The benefits of a thriving gas industry for the local Indigenous population are indisputable. Mining employs a higher proportion of Indigenous workers than any other industry. The revenue that would accrue to the traditional owners is considerable. The challenge is to distribute it fairly and with regard to the negative effects of sit-down money.

Yet the complexities of land ownership remain one of the biggest barriers to extracting the wealth buried hundreds of metres underground. In the US the formula was simple, since minerals belong to the landowner.

In Australia, where royalties accrue to state governments, securing consent of landowners for a rig to be placed on their property is somewhat harder.

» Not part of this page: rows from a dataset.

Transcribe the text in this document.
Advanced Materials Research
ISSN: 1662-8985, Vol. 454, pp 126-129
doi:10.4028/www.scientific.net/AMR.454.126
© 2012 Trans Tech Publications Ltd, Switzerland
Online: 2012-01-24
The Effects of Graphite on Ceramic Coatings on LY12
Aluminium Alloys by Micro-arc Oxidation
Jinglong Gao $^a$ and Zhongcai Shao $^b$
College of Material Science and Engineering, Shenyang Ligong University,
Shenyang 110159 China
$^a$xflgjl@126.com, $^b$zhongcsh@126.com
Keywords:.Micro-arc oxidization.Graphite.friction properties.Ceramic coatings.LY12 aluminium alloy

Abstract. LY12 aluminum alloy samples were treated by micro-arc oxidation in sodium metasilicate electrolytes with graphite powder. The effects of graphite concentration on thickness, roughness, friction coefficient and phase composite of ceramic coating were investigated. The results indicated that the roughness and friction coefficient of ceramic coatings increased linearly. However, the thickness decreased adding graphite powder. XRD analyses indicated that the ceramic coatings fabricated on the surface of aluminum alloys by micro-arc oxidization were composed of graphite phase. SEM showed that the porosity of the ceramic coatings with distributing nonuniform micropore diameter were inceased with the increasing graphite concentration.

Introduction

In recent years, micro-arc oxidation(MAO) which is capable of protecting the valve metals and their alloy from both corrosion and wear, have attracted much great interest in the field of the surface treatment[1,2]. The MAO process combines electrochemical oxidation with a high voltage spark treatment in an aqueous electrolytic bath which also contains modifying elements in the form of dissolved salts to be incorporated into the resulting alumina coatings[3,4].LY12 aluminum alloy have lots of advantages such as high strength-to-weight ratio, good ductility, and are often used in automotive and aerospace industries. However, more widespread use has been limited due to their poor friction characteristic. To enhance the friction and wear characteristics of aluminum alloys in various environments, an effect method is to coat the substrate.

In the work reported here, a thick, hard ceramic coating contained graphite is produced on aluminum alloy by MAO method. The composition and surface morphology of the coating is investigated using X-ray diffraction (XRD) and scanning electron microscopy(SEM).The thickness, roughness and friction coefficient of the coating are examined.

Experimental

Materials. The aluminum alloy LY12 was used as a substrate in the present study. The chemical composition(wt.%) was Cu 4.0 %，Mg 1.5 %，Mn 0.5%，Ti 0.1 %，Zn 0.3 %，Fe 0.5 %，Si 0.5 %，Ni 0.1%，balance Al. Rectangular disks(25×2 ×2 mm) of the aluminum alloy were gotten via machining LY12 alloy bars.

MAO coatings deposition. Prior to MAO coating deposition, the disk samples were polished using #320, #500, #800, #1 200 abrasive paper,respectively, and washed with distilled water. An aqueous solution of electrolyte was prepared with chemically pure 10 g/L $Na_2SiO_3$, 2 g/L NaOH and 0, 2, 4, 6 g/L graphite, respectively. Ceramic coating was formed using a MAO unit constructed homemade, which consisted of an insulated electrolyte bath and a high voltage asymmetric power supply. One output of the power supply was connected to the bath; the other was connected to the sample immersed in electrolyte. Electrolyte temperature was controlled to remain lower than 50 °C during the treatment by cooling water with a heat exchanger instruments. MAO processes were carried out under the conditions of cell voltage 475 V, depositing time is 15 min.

In the early days of coal-seam gas extraction in Queensland, the conflict led to the formation of Lock-the-Gate, an unholy alliance of deep green activists and discontented farmers.

The solution is to grant landowners a share of royalties, the formula effectively applied in the NT.

Yet the process of identifying the rightful owners is far from simple. In the Beetaloo Basin it falls to the Northern Land Council to figure it out.

Armies of anthropologists and cultural experts work for months, even years, on the task, at the mining company’s expense.

The process naturally leads to resentment among those who miss out, generating the grievance hardcore environmentalists from interstate are keen to exploit.

So, not for the first time, Indigenous Australians are collateral in a bigger game, starved of the benefits of modernity on the pretext of saving them.